Friday, April 21, 2006


Here is the solution to the problem.

You need to find the molar masses of each of the reactants to complete it.

You must balance the equation so the mole ratios are correct

PbSO4 + 2Li à Li2SO4 + Pb

Now you have the mole ratios

Limiting reactant:

It takes 1 mol of lead sulfate to react with 2 mol lithium, so how many moles are present?

There are 303.2 g of lead sulfate in every mol of lead sulfate (add all the molar masses)

There are 6.941 g of lithium in every mol of lithium.
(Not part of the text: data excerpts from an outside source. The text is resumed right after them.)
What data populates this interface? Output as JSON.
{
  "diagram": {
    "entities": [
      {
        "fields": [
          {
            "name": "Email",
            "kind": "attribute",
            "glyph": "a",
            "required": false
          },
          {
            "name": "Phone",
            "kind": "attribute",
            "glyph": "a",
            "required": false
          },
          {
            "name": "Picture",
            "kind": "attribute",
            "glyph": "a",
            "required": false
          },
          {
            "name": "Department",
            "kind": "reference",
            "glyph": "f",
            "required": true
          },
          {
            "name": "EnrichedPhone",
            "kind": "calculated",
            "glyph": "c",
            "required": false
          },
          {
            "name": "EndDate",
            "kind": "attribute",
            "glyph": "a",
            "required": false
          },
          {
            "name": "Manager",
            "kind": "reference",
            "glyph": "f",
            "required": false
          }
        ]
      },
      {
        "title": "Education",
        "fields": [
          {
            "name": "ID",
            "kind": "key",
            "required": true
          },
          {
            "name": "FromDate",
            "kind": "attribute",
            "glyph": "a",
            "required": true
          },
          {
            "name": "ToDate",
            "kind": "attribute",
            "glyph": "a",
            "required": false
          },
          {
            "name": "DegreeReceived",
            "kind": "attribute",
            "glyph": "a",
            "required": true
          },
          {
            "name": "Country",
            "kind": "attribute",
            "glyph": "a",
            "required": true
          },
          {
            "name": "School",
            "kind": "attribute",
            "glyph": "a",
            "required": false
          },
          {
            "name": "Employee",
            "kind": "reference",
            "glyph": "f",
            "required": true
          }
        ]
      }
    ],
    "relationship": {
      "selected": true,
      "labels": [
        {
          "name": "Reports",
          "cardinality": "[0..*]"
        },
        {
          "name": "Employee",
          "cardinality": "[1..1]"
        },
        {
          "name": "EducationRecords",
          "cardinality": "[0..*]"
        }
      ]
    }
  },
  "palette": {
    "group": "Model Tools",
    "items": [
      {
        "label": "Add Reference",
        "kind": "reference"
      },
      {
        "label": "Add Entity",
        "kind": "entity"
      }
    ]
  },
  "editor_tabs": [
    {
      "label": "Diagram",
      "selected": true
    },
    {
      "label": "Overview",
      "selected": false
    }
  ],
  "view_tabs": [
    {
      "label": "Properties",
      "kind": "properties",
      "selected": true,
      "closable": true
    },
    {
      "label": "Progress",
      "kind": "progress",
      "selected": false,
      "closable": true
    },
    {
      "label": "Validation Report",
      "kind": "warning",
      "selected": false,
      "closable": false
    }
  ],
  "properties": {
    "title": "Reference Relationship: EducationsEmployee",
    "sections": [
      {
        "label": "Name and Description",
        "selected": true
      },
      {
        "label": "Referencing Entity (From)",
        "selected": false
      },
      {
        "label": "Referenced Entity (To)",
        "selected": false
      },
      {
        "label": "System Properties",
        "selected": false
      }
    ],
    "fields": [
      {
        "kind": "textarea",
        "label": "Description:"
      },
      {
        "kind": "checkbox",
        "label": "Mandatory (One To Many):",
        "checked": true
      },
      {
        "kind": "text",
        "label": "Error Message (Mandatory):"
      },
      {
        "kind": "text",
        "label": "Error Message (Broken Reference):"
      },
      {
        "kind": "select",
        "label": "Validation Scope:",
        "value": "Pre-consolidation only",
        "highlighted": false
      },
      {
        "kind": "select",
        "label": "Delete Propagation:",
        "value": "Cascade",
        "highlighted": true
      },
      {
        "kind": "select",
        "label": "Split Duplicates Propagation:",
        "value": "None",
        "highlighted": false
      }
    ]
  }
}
325g lead sulfate (mol/303.2 g) = 1.07 mol lead sulfate

190 g lithium (mol/6.941g) = 27.38 mol lithium

In the balanced equation, for every one mol of lead sulfate, you need 2 moles lithium, you are given way more that 2 moles of lithium, so lead sulfate is the limiting reactant, so it is the one you use in stoichiometry

1.07 mol lead sulfate(1 mol lithium sulfate/1 mol lead sulfate)(104.9g lithium sulfate/mol lithium sulfate) = 112.29 g lithium sulfate

1.07 mol lead sulfate(1 mol lead/1mol lead sulfate)(207.2g lead/mol lead sulfate) = 221.7 g lead

There you have it. Not so bad, right?


Adam Cates said...

where is the solution to me not caring?

Coach Cates said...

You veddy funny man!